Three former Google employees have filed a lawsuit against the innovative technology company for alleged gender pay discrimination. Here is what we know about the case:
- The female employees were all employed by Google of California during the past four years.
- They are seeking a class-action status (the first of its kind against Google).
- With the suit, the employees hope to ensure fairness for current and future women employed by the company.
- The women claim that Google pays women less due to “systemic discrimination.”
- Plaintiff Kelly Ellis had previous experience as a software engineer prior to being hired by Google, she was assigned a Level 3 on Google’s software engineering team (a level usually assigned to new college graduates). A few weeks later, Google hired a male software engineer (with the same level of expertise) and assigned him to a (higher paying) Level 4.
- Despite that fact that she received stellar performance reviews, Google denied her a level promotion in the beginning. She eventually received the promotion, but by that time, her male cohorts were already way ahead of her career and pay-wise, thus furthering the gender pay gap.
- Another plaintiff in the case, Kelli Wisuri, says she was paid less for doing the same work as her male cohorts.
- In the suit, there is a US Department of Labor analysis of 21,000 Google employees during 2015. In the analysis, there is a clear disparity in compensation amongst female and male employees. In Google’s internal analysis, however, there was no disparity.

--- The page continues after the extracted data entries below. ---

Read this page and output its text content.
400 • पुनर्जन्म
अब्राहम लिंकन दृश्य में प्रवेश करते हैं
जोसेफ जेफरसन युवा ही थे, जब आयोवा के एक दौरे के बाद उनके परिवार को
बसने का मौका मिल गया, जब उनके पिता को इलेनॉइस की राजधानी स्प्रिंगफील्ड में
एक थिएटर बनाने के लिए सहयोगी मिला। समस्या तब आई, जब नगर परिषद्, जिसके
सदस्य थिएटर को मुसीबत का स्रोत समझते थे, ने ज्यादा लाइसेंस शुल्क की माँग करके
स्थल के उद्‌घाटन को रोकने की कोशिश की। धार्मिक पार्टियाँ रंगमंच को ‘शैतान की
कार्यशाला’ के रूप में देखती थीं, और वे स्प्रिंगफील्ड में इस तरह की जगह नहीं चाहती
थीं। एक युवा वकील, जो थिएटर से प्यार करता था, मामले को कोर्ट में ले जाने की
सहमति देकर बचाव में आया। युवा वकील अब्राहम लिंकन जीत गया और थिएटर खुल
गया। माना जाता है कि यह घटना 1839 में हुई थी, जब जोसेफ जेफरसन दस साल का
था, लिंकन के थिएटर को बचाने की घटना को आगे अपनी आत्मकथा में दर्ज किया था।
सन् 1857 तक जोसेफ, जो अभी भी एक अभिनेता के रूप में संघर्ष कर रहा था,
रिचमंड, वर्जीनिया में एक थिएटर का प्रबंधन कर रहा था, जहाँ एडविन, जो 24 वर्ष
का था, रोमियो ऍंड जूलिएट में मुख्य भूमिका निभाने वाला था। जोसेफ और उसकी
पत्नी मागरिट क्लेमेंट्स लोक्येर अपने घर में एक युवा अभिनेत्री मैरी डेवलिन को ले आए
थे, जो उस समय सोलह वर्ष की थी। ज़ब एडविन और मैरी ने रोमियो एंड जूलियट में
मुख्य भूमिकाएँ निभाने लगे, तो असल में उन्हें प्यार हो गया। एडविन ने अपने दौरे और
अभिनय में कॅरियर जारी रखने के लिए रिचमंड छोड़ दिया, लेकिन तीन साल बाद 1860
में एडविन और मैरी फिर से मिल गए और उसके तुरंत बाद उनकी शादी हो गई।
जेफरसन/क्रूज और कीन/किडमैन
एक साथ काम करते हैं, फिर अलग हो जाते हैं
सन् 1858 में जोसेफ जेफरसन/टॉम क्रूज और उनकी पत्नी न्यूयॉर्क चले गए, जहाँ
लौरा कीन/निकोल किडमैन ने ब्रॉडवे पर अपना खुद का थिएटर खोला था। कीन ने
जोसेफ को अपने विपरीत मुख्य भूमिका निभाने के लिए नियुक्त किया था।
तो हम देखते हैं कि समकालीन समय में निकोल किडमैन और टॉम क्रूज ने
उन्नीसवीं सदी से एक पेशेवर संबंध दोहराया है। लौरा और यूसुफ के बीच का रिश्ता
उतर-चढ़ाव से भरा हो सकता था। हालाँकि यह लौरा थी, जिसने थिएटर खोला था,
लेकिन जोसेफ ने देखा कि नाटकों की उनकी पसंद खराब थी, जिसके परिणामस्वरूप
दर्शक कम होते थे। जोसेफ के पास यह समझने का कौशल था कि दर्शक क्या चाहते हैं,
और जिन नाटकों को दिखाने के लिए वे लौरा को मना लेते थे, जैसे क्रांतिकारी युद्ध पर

Back in April (on “Equal Pay Day”) Google made the bold claim that it had “closed the gender pay gap globally.” According to the three plaintiffs, however, this announcement seems more like a PR stunt than the actual truth.
A female spokesperson for Google assures that the accusations are without merit. She claims that job levels and promotions are “determined through rigorous hiring and promotion committees, and must pass multiples level of review.” She also ensures that Google has many systems in place that makes sure employees are paid fairly.
Taking into account all the recent discrimination cases surfacing from the tech industry, what do you think?